Foto: DOMINIQUE FAGET/AFP/Getty Images

Mein letzter Artikel ist nun schon über einen Monat alt. Da stellen sich doch gleich ein paar berechtigte Fragen: Machen Aktivist*innen eigentlich Urlaub? Gibt es auch in politischen Bewegungen ein "Sommerloch"? Und wenn ja – können wir uns das überhaupt leisten? Von meinem Schreibtisch aus schaue ich in den wolkenlosen Himmel, bei knapp 30 Grad. Und leider weiß ich: Der (Sonnen)schein trügt.

Die Welt wird keine bessere, nur weil die Sonne scheint. Es wäre schön, wenn es so einfach wäre. Stattdessen erreichen uns täglich neue Hiobs-Botschaften. Mich treibt im Moment vor allem die Debatte um Geflüchtete um: Die Zahl der Menschen, die auf ihrer Flucht nach Europa im Mittelmeer sterben, steigt jede Woche. Die EU schottet sich weiter ab, nimmt völlig katastrophale Bedinungen in Lagern und unmenschliches Verhalten an den Grenzen in Kauf.
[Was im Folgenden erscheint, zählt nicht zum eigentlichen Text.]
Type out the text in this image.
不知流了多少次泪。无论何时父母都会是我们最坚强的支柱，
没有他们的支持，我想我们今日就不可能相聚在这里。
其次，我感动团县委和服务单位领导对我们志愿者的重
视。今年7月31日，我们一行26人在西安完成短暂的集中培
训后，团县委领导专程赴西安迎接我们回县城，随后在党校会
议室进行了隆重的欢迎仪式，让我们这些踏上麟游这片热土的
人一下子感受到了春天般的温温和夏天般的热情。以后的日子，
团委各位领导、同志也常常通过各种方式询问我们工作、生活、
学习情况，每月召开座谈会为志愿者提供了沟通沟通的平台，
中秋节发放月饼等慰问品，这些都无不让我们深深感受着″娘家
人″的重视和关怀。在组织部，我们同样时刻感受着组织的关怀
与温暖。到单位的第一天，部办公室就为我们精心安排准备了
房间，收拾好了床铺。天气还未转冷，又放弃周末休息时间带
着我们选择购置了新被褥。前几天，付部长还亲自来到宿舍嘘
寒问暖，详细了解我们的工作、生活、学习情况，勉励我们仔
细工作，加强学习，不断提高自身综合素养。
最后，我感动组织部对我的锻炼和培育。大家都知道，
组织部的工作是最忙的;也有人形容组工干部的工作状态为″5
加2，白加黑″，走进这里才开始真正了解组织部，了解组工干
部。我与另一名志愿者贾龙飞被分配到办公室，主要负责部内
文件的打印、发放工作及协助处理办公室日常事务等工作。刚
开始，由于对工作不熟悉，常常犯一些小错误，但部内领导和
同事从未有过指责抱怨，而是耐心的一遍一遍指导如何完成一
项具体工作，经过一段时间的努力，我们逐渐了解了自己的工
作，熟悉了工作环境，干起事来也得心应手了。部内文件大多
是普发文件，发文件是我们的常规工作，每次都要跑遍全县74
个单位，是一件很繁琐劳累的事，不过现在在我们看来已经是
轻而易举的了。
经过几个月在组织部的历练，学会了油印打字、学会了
"Gute" und "schlechte" Migranten

In Deutschland ist rechte Hetze wieder auf dem Vormarsch, nicht nur dank Pegida und Co. In erschreckender Regelmäßigkeit brennen Gebäude, die für die Unterbringung von Geflüchteten vorgesehen sind. Politiker*innen springen auf den populistischen Zug auf und teilen die Hilfesuchenden in "gut" und "schlecht" ein. Obwohl es keinerlei Grundlage für solche Argumentationen gibt, hält ein Großteil der Bevölkerung inzwischen alle Menschen aus Osteuropa für "Armutsmigrant*innen", die es sich bei uns gemütlich machen wollen.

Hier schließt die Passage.